Indian Central Bank Stands Pat

The Reserve Bank of India (RBI) left the benchmark repurchase rate unchanged at 8% Tuesday, with the cash reserve ratio and reverse repurchase steady at 4% and 7%, respectively. The move was as expected, with the rhetoric still predominantly cautious on inflation, while downside risks to growth were highlighted. 

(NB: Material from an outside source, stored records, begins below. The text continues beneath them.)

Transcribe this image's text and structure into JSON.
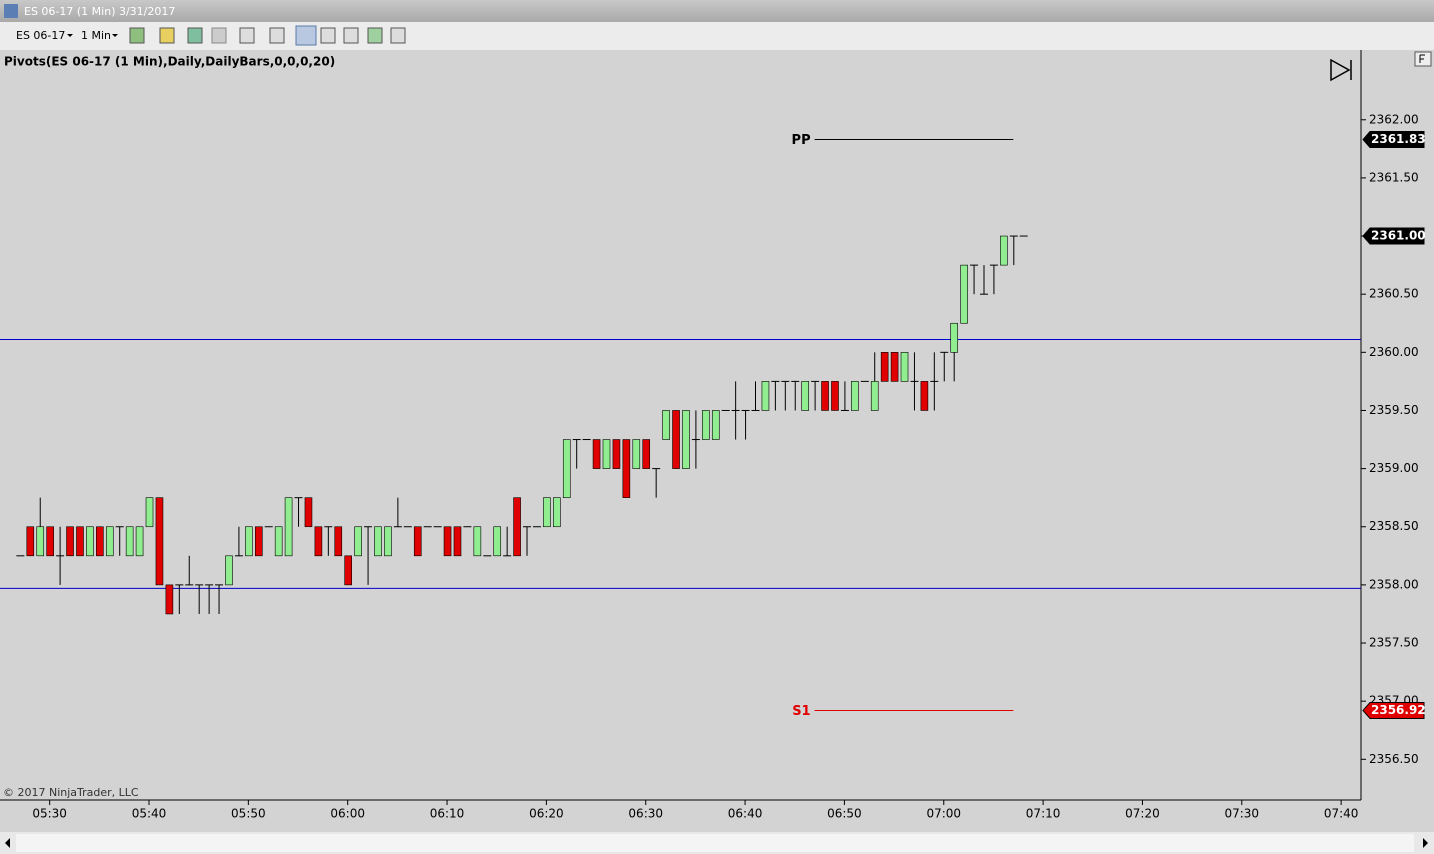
{
  "window": {
    "title": "ES 06-17 (1 Min)  3/31/2017",
    "instrument": "ES 06-17",
    "interval": "1 Min"
  },
  "chart_data": {
    "type": "candlestick",
    "indicator_label": "Pivots(ES 06-17 (1 Min),Daily,DailyBars,0,0,0,20)",
    "copyright": "© 2017 NinjaTrader, LLC",
    "up_color": "#90ee90",
    "down_color": "#e00000",
    "x": [
      "05:27",
      "05:28",
      "05:29",
      "05:30",
      "05:31",
      "05:32",
      "05:33",
      "05:34",
      "05:35",
      "05:36",
      "05:37",
      "05:38",
      "05:39",
      "05:40",
      "05:41",
      "05:42",
      "05:43",
      "05:44",
      "05:45",
      "05:46",
      "05:47",
      "05:48",
      "05:49",
      "05:50",
      "05:51",
      "05:52",
      "05:53",
      "05:54",
      "05:55",
      "05:56",
      "05:57",
      "05:58",
      "05:59",
      "06:00",
      "06:01",
      "06:02",
      "06:03",
      "06:04",
      "06:05",
      "06:06",
      "06:07",
      "06:08",
      "06:09",
      "06:10",
      "06:11",
      "06:12",
      "06:13",
      "06:14",
      "06:15",
      "06:16",
      "06:17",
      "06:18",
      "06:19",
      "06:20",
      "06:21",
      "06:22",
      "06:23",
      "06:24",
      "06:25",
      "06:26",
      "06:27",
      "06:28",
      "06:29",
      "06:30",
      "06:31",
      "06:32",
      "06:33",
      "06:34",
      "06:35",
      "06:36",
      "06:37",
      "06:38",
      "06:39",
      "06:40",
      "06:41",
      "06:42",
      "06:43",
      "06:44",
      "06:45",
      "06:46",
      "06:47",
      "06:48",
      "06:49",
      "06:50",
      "06:51",
      "06:52",
      "06:53",
      "06:54",
      "06:55",
      "06:56",
      "06:57",
      "06:58",
      "06:59",
      "07:00",
      "07:01",
      "07:02",
      "07:03",
      "07:04",
      "07:05",
      "07:06",
      "07:07",
      "07:08"
    ],
    "values": [
      [
        2358.25,
        2358.25,
        2358.25,
        2358.25
      ],
      [
        2358.5,
        2358.5,
        2358.25,
        2358.25
      ],
      [
        2358.25,
        2358.75,
        2358.25,
        2358.5
      ],
      [
        2358.5,
        2358.5,
        2358.25,
        2358.25
      ],
      [
        2358.25,
        2358.5,
        2358,
        2358.25
      ],
      [
        2358.5,
        2358.5,
        2358.25,
        2358.25
      ],
      [
        2358.5,
        2358.5,
        2358.25,
        2358.25
      ],
      [
        2358.25,
        2358.5,
        2358.25,
        2358.5
      ],
      [
        2358.5,
        2358.5,
        2358.25,
        2358.25
      ],
      [
        2358.25,
        2358.5,
        2358.25,
        2358.5
      ],
      [
        2358.5,
        2358.5,
        2358.25,
        2358.5
      ],
      [
        2358.25,
        2358.5,
        2358.25,
        2358.5
      ],
      [
        2358.25,
        2358.5,
        2358.25,
        2358.5
      ],
      [
        2358.5,
        2358.75,
        2358.5,
        2358.75
      ],
      [
        2358.75,
        2358.75,
        2358,
        2358
      ],
      [
        2358,
        2358,
        2357.75,
        2357.75
      ],
      [
        2358,
        2358,
        2357.75,
        2358
      ],
      [
        2358,
        2358.25,
        2358,
        2358
      ],
      [
        2358,
        2358,
        2357.75,
        2358
      ],
      [
        2358,
        2358,
        2357.75,
        2358
      ],
      [
        2358,
        2358,
        2357.75,
        2358
      ],
      [
        2358,
        2358.25,
        2358,
        2358.25
      ],
      [
        2358.25,
        2358.5,
        2358.25,
        2358.25
      ],
      [
        2358.25,
        2358.5,
        2358.25,
        2358.5
      ],
      [
        2358.5,
        2358.5,
        2358.25,
        2358.25
      ],
      [
        2358.5,
        2358.5,
        2358.5,
        2358.5
      ],
      [
        2358.25,
        2358.5,
        2358.25,
        2358.5
      ],
      [
        2358.25,
        2358.75,
        2358.25,
        2358.75
      ],
      [
        2358.75,
        2358.75,
        2358.5,
        2358.75
      ],
      [
        2358.75,
        2358.75,
        2358.5,
        2358.5
      ],
      [
        2358.5,
        2358.5,
        2358.25,
        2358.25
      ],
      [
        2358.5,
        2358.5,
        2358.25,
        2358.5
      ],
      [
        2358.5,
        2358.5,
        2358.25,
        2358.25
      ],
      [
        2358.25,
        2358.25,
        2358,
        2358
      ],
      [
        2358.25,
        2358.5,
        2358.25,
        2358.5
      ],
      [
        2358.5,
        2358.5,
        2358,
        2358.5
      ],
      [
        2358.25,
        2358.5,
        2358.25,
        2358.5
      ],
      [
        2358.25,
        2358.5,
        2358.25,
        2358.5
      ],
      [
        2358.5,
        2358.75,
        2358.5,
        2358.5
      ],
      [
        2358.5,
        2358.5,
        2358.5,
        2358.5
      ],
      [
        2358.5,
        2358.5,
        2358.25,
        2358.25
      ],
      [
        2358.5,
        2358.5,
        2358.5,
        2358.5
      ],
      [
        2358.5,
        2358.5,
        2358.5,
        2358.5
      ],
      [
        2358.5,
        2358.5,
        2358.25,
        2358.25
      ],
      [
        2358.5,
        2358.5,
        2358.25,
        2358.25
      ],
      [
        2358.5,
        2358.5,
        2358.5,
        2358.5
      ],
      [
        2358.25,
        2358.5,
        2358.25,
        2358.5
      ],
      [
        2358.25,
        2358.25,
        2358.25,
        2358.25
      ],
      [
        2358.25,
        2358.5,
        2358.25,
        2358.5
      ],
      [
        2358.25,
        2358.5,
        2358.25,
        2358.25
      ],
      [
        2358.75,
        2358.75,
        2358.25,
        2358.25
      ],
      [
        2358.5,
        2358.5,
        2358.25,
        2358.5
      ],
      [
        2358.5,
        2358.5,
        2358.5,
        2358.5
      ],
      [
        2358.5,
        2358.75,
        2358.5,
        2358.75
      ],
      [
        2358.5,
        2358.75,
        2358.5,
        2358.75
      ],
      [
        2358.75,
        2359.25,
        2358.75,
        2359.25
      ],
      [
        2359.25,
        2359.25,
        2359,
        2359.25
      ],
      [
        2359.25,
        2359.25,
        2359.25,
        2359.25
      ],
      [
        2359.25,
        2359.25,
        2359,
        2359
      ],
      [
        2359,
        2359.25,
        2359,
        2359.25
      ],
      [
        2359.25,
        2359.25,
        2359,
        2359
      ],
      [
        2359.25,
        2359.25,
        2358.75,
        2358.75
      ],
      [
        2359,
        2359.25,
        2359,
        2359.25
      ],
      [
        2359.25,
        2359.25,
        2359,
        2359
      ],
      [
        2359,
        2359,
        2358.75,
        2359
      ],
      [
        2359.25,
        2359.5,
        2359.25,
        2359.5
      ],
      [
        2359.5,
        2359.5,
        2359,
        2359
      ],
      [
        2359,
        2359.5,
        2359,
        2359.5
      ],
      [
        2359.25,
        2359.5,
        2359,
        2359.25
      ],
      [
        2359.25,
        2359.5,
        2359.25,
        2359.5
      ],
      [
        2359.25,
        2359.5,
        2359.25,
        2359.5
      ],
      [
        2359.5,
        2359.5,
        2359.5,
        2359.5
      ],
      [
        2359.5,
        2359.75,
        2359.25,
        2359.5
      ],
      [
        2359.5,
        2359.5,
        2359.25,
        2359.5
      ],
      [
        2359.5,
        2359.75,
        2359.5,
        2359.5
      ],
      [
        2359.5,
        2359.75,
        2359.5,
        2359.75
      ],
      [
        2359.75,
        2359.75,
        2359.5,
        2359.75
      ],
      [
        2359.75,
        2359.75,
        2359.5,
        2359.75
      ],
      [
        2359.75,
        2359.75,
        2359.5,
        2359.75
      ],
      [
        2359.5,
        2359.75,
        2359.5,
        2359.75
      ],
      [
        2359.75,
        2359.75,
        2359.5,
        2359.75
      ],
      [
        2359.75,
        2359.75,
        2359.5,
        2359.5
      ],
      [
        2359.75,
        2359.75,
        2359.5,
        2359.5
      ],
      [
        2359.5,
        2359.75,
        2359.5,
        2359.5
      ],
      [
        2359.5,
        2359.75,
        2359.5,
        2359.75
      ],
      [
        2359.75,
        2359.75,
        2359.75,
        2359.75
      ],
      [
        2359.5,
        2360,
        2359.5,
        2359.75
      ],
      [
        2360,
        2360,
        2359.75,
        2359.75
      ],
      [
        2360,
        2360,
        2359.75,
        2359.75
      ],
      [
        2359.75,
        2360,
        2359.75,
        2360
      ],
      [
        2359.75,
        2360,
        2359.5,
        2359.75
      ],
      [
        2359.75,
        2359.75,
        2359.5,
        2359.5
      ],
      [
        2359.75,
        2360,
        2359.5,
        2359.75
      ],
      [
        2360,
        2360,
        2359.75,
        2360
      ],
      [
        2360,
        2360.25,
        2359.75,
        2360.25
      ],
      [
        2360.25,
        2360.75,
        2360.25,
        2360.75
      ],
      [
        2360.75,
        2360.75,
        2360.5,
        2360.75
      ],
      [
        2360.5,
        2360.75,
        2360.5,
        2360.5
      ],
      [
        2360.75,
        2360.75,
        2360.5,
        2360.75
      ],
      [
        2360.75,
        2361,
        2360.75,
        2361
      ],
      [
        2361,
        2361,
        2360.75,
        2361
      ],
      [
        2361,
        2361,
        2361,
        2361
      ]
    ],
    "xlim": [
      "05:25",
      "07:42"
    ],
    "xticks": [
      "05:30",
      "05:40",
      "05:50",
      "06:00",
      "06:10",
      "06:20",
      "06:30",
      "06:40",
      "06:50",
      "07:00",
      "07:10",
      "07:20",
      "07:30",
      "07:40"
    ],
    "ylim": [
      2356.15,
      2362.6
    ],
    "yticks": [
      {
        "value": 2356.5,
        "label": "2356.50"
      },
      {
        "value": 2357,
        "label": "2357.00"
      },
      {
        "value": 2357.5,
        "label": "2357.50"
      },
      {
        "value": 2358,
        "label": "2358.00"
      },
      {
        "value": 2358.5,
        "label": "2358.50"
      },
      {
        "value": 2359,
        "label": "2359.00"
      },
      {
        "value": 2359.5,
        "label": "2359.50"
      },
      {
        "value": 2360,
        "label": "2360.00"
      },
      {
        "value": 2360.5,
        "label": "2360.50"
      },
      {
        "value": 2361,
        "label": "2361.00"
      },
      {
        "value": 2361.5,
        "label": "2361.50"
      },
      {
        "value": 2362,
        "label": "2362.00"
      }
    ],
    "hlines": [
      {
        "value": 2360.11,
        "color": "#0000cc"
      },
      {
        "value": 2357.97,
        "color": "#0000cc"
      }
    ],
    "pivots": [
      {
        "label": "PP",
        "value": 2361.83,
        "color": "#000000",
        "start": "06:47",
        "end": "07:07"
      },
      {
        "label": "S1",
        "value": 2356.92,
        "color": "#e00000",
        "start": "06:47",
        "end": "07:07"
      }
    ],
    "last_price": {
      "value": 2361,
      "label": "2361.00"
    }
  }
}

The moderation in the consumer price inflation was acknowledged, but mainly pinned on the disinflation in food prices, outside of which price pressures continue to be supported. With vegetable prices expected to have entered their "seasonal trough", the RBI does not expect further softening from current levels. 
 
Looking ahead, inflation prints face upside risks in the June quarter of this year and the March quarter of next year, while the September and December quarters are capped by favourable base effects. The central bank will also need to factor in the fiscal leaning of the new government beyond May. In this regard, the budget to be tabled in June or July will be a litmus test to gauge their economic priorities, especially on aspects like the minimum support prices and administered products. 
Downside risks to growth also received a mention, with real GDP growth projected to pick up from sub-5% in this fiscal year to 5%-6% in 2014/15, close to our estimates. Potential GDP was "lower than 6%", suggesting that the output gap was at about 1%. That said, the central bank governor is unlikely to consider rate cuts to boost growth, given the central tenet that there was no trade-off between inflation and recovery. Low and manageable inflation is in fact seen as a necessary pre requisite for sustained pickup in growth. 
The upcoming elections add an event risk to the policy horizon along with the likelihood that poor weather conditions might feed into inflation yet again. At this juncture, the RBI will prefer to remain in wait-and-see mode to gain more clarity on the data outruns. The stable rupee also helps in this regard. We expect the rate trajectory to flatten here on, with no change likely at the next review in early-June. By then, the May election results will also be on hand, but a close-to-expectations outcome is unlikely to see the central bank throw caution to the air. The tight hold on policy levers is expected to remain in place.